The second poem, “Something That Meant to Be a Sonnet,” gives me more reason to like Williams. I like how he reacts to people with strong opinions.  “Okay, that makes sense to me,” he says kindly, neither agreeing nor disagreeing, knowing that people with agendas will not be convinced to change their minds.  I wish I could do that instead of boiling inside with the urge to pontificate, or worse, actually pontificating.  What holds him back besides his good nature is love.  Once the image of his beloved wife comes to mind, nothing else matters, least of all writing three more lines to complete his sonnet.

 

Miller Williams was born in Hoxie, Arkansas in 1930.  His father was a Methodist minister, and the family often moved around small towns in Arkansas.  Although he loved poetry and enrolled in college to study it, he was told he had shown no verbal aptitude in his entrance exam and was urged to study science.  He got his bachelor’s degree in biology and his masters in zoology.  Later he taught biology at a small college in Georgia, where he met and befriended Flannery O’Connor who lived nearby.  There’s a great story about how O’Connor wrote to the English department at Louisiana State University and told them that the poet they wanted to hire at present was teaching biology at Wesleyan College.
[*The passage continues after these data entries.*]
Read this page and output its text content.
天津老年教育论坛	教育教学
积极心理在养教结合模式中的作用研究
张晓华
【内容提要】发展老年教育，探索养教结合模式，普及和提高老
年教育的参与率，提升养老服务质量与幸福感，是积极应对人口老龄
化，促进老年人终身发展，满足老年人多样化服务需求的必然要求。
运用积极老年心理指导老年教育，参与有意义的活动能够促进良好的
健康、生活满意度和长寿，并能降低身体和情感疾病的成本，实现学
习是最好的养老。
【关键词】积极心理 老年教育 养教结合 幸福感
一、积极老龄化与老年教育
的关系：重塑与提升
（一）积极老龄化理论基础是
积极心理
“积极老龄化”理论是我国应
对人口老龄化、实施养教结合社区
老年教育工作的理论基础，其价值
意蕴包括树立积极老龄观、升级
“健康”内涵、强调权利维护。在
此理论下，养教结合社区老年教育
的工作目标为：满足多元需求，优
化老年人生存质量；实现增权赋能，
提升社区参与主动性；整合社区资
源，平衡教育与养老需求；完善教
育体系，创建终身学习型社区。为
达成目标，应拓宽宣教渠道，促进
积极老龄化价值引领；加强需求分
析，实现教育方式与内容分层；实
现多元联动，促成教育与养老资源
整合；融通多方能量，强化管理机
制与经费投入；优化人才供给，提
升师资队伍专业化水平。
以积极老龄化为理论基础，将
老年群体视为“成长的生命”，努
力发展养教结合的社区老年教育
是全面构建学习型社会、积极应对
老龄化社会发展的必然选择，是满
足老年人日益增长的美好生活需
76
Williams sent them some of his work and got the job. He taught at various universities in his long career, eventually coming back to teach at the University of Arkansas.

 

Williams is father to the great singer-songwriter Lucinda Williams, and was mentor to her ex-boyfriend and poet Frank Stanford.  Williams gave the inaugural poem at fellow-Arkansian Bill Clinton’s 1997 inauguration, which you can watch here.